Les membres du groupe palestinien Abou Nidal soupçonné d’avoir perpétré le 9 août 1982 un attentat dans le restaurant juif Jo Goldenberg, dans le quartier du Marais, ont joui un temps après la tuerie de la possibilité de se réfugier en France sans risquer d'être poursuivis, à condition qu’ils ne se livrent à aucune action violente sur le territoire du pays.
Selon Le Parisien, un tel accord a été conclu entre le groupe armé et Yves Bonnet, à l’époque patron de la Direction de la surveillance du territoire (DST). M.Bonnet, en personne, l’a reconnu le 30 janvier dans le bureau du juge chargé d'enquêter sur l'attentat de la rue des Rosiers.
«On a passé une sorte de deal verbal en leur disant: Je ne veux plus d'attentat sur le sol français et en contrepartie, je vous laisse venir en France, je vous garantis qu'il ne vous arrivera rien», a-t-il alors indiqué, d’après Le Parisien.
Le haut fonctionnaire retraité a précisé que ce n’était pas lui qui négociait avec les membres de l’organisation, mais «ses collaborateurs». Toutefois, il a reconnu que «la responsabilité de l'accord» reposait sur lui. Quoiqu’il en soit, il ne s’agissait pas, d’après lui, des auteurs de l’attentat, mais de leurs «comparses».
Réaction des victimes
Si M.Bonnet prétend que l’accord avait pour but d’«assurer la sécurité des Français» et qu’il «a marché» car «il n'y a plus eu d'attentats à partir de fin 83 en 84 et jusqu'à fin 1985», les victimes se disent choquées par une telle révélation. «C'est une honte […] Imagine-t-on les services secrets négocier aujourd'hui avec Daech», estime Yohann Taieb, proche d'une des victimes. Pour Me Avi Bitton, avocat des parties civiles, il s’agit d’«une affaire d'État»

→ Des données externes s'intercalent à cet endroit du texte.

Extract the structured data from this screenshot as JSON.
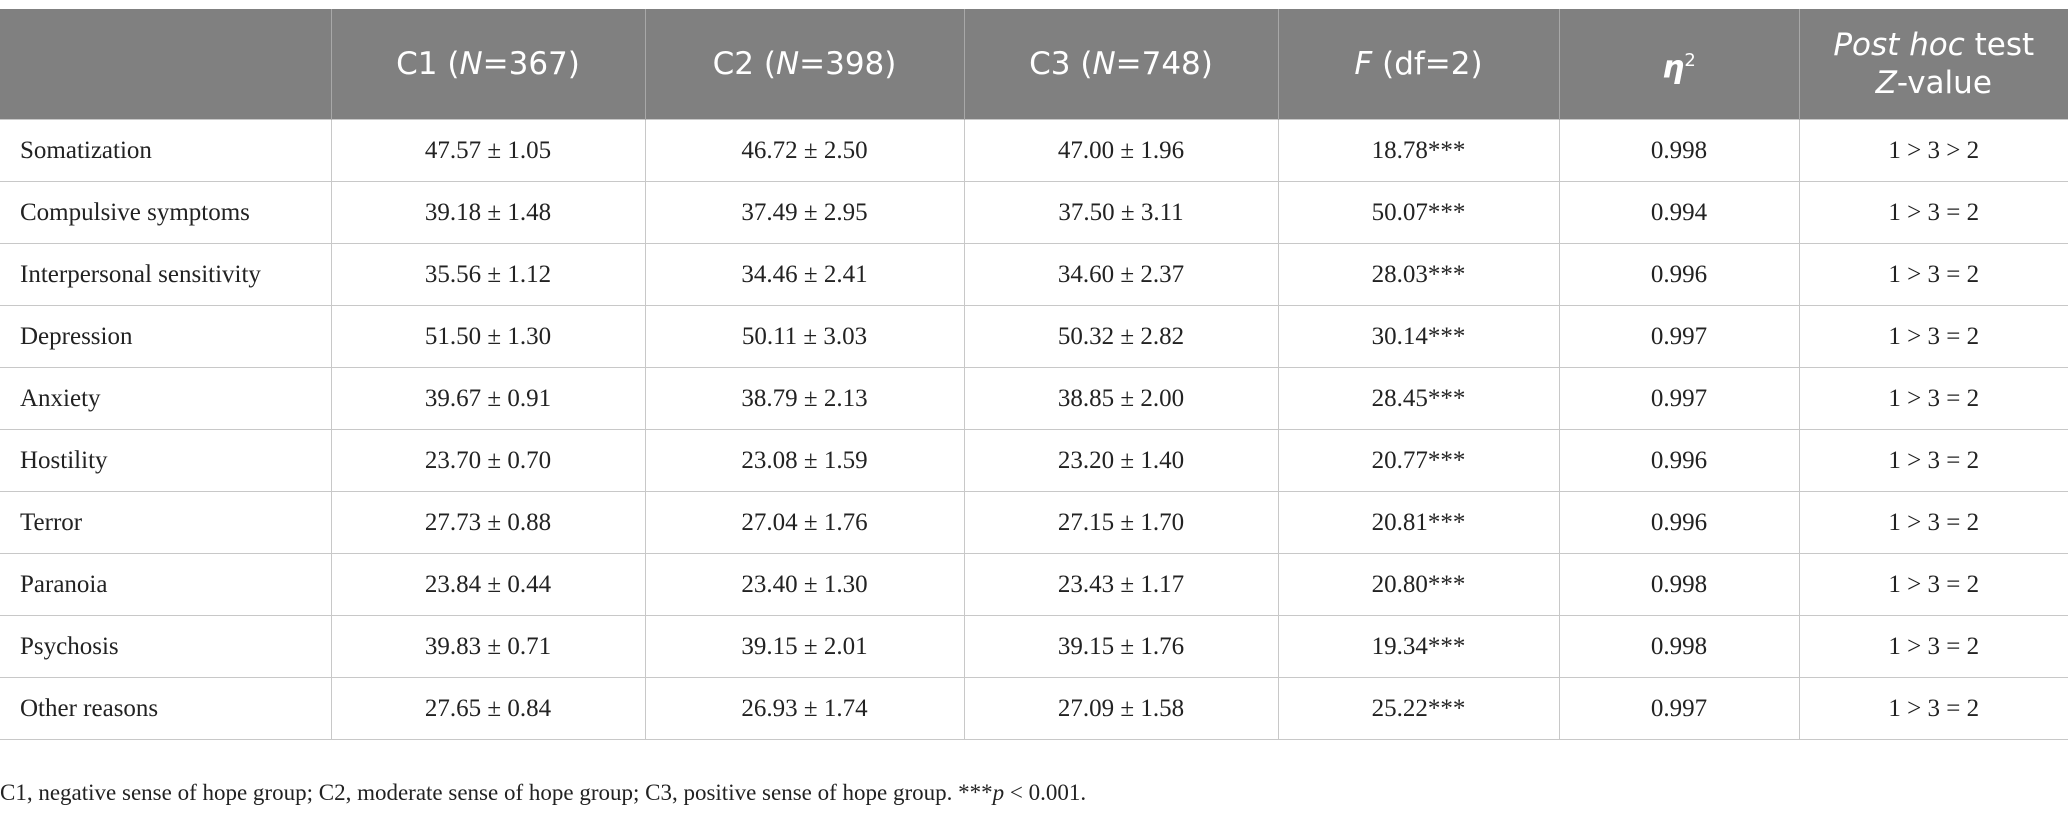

«Il faut qu'une enquête parlementaire soit créée et pas uniquement sur le dossier de la rue des Rosiers. De tels pactes ont-ils été noués avec d'autres organisations ? C'est possible lorsqu'on voit les agissements de l'entreprise Lafarge en Syrie», indique ce dernier, cité par le quotidien.
Quant à Yves Bonnet, il affirme que Gilles Menages, alors directeur de cabinet de François Mitterrand, était au courant de l’accord, mais qu’officiellement «l'Élysée ne savait rien».